The carpet was interestingly patterned, pillar upon pillar receding on a field of ivy-strewn green into the distance, right into the elevator. The first and second-chair trumpets were already in it, and Diana, who played flute and was well known to be sleeping with Quinn, the first trumpet. They rode the elevator all the way down, in silence, to the third floor.
*** *** *** *** ***
Lewis couldn't help doing a final round. He hadn't been devoted to his company on a familial level, the way some of the senior managers were, but he felt a good-bye was in order anyway. The sight of healthy teenagers traipsing down the hall toward him did not improve his mood.
*** *** *** *** ***
Day was nudging past Diana. Diana had her mouth open to explain something. Troy and Jason were trying to trip each other. Day was rather surprised, upon later reflection, how there literally seemed to be no space of time between the moment when she saw the red glow of the soda machine and the moment she was on her back with her eyes closed. The moment when she realized what she was feeling seemed to happen several minutes later, and she died with the vague ideas that it should be going on between her legs instead of her armpit, and that she should be wishing she'd done more with her life.
*** *** *** *** ***
Lewis, to put it bluntly, just couldn't take it anymore. He knew what the rules were.
*** *** *** *** ***
Diana stood up first, then Troy, then Day, then Jason. There was no-one else in the hall. They looked at each other, and saw the shit on themselves, and as one they ran for the elevator.

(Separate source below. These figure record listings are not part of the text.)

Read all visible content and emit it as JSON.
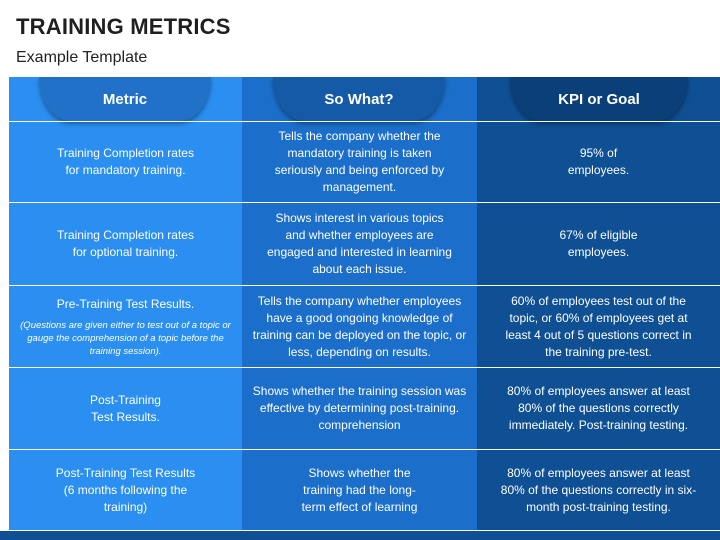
{
  "header": {
    "title": "TRAINING METRICS",
    "subtitle": "Example Template"
  },
  "table": {
    "columns": [
      "Metric",
      "So What?",
      "KPI or Goal"
    ],
    "rows": [
      {
        "metric": "Training Completion rates for mandatory training.",
        "so_what": "Tells the company whether the mandatory training is taken seriously and being enforced by management.",
        "kpi": "95% of employees."
      },
      {
        "metric": "Training Completion rates for optional training.",
        "so_what": "Shows interest in various topics and whether employees are engaged and interested in learning about each issue.",
        "kpi": "67% of eligible employees."
      },
      {
        "metric": "Pre-Training Test Results.",
        "note": "(Questions are given either to test out of a topic or gauge the comprehension of a topic before the training session).",
        "so_what": "Tells the company whether employees have a good ongoing knowledge of training can be deployed on the topic, or less, depending on results.",
        "kpi": "60% of employees test out of the topic, or 60% of employees get at least 4 out of 5 questions correct in the training pre-test."
      },
      {
        "metric": "Post-Training Test Results.",
        "so_what": "Shows whether the training session was effective by determining post-training. comprehension",
        "kpi": "80% of employees answer at least 80%  of the questions correctly immediately. Post-training testing."
      },
      {
        "metric": "Post-Training Test Results (6 months following the training)",
        "so_what": "Shows whether the training had the long-term effect of learning",
        "kpi": "80% of employees answer at least 80% of the questions correctly in six-month post-training testing."
      }
    ]
  },
  "colors": {
    "col_metric": "#2a8ff0",
    "col_sowhat": "#1b6ec9",
    "col_kpi": "#0f4f93"
  }
}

Day broke the door. It just didn't seem worth it to dig for her key and she was panicking like she'd never panicked before. Carrie was just out of the shower and Anna was on the bed, flipping.
"What the hell happened to you?"
"What the FUCK happened to the DOOR?"
Day's suitcase wasn't where she'd left it.
"Where'd you put my clothes?"
Blank stares answered her.
"Where the fuck did you put my clothes, both of you!" was followed by a quiet, unvoiced realization. Oh shit. They see the teeth. A vague terror filled her, and every spy movie she'd ever seen spoke into the void loud and clear: kill the witnesses, or they'll get you later.
Not long afterwards, Day fled down the hall, clutching a pair of pristine blue jeans to a bloody wreck of a shirt. It was a truly choice moment.
Diana, Troy, and Jason stayed under their beds for the rest of the night, or in closets. In the morning they were dragged out by well-meaning bandmates and met their ends in soot. Day, however, was found by pale, fanged horrors of the night when the sun went down that day, digging herself out of the rhododendron garden to the side of the hotel, wearing new blue jeans and a cook's high-collared shirt.
And that, young lady, is how Day broke. Now go to BED."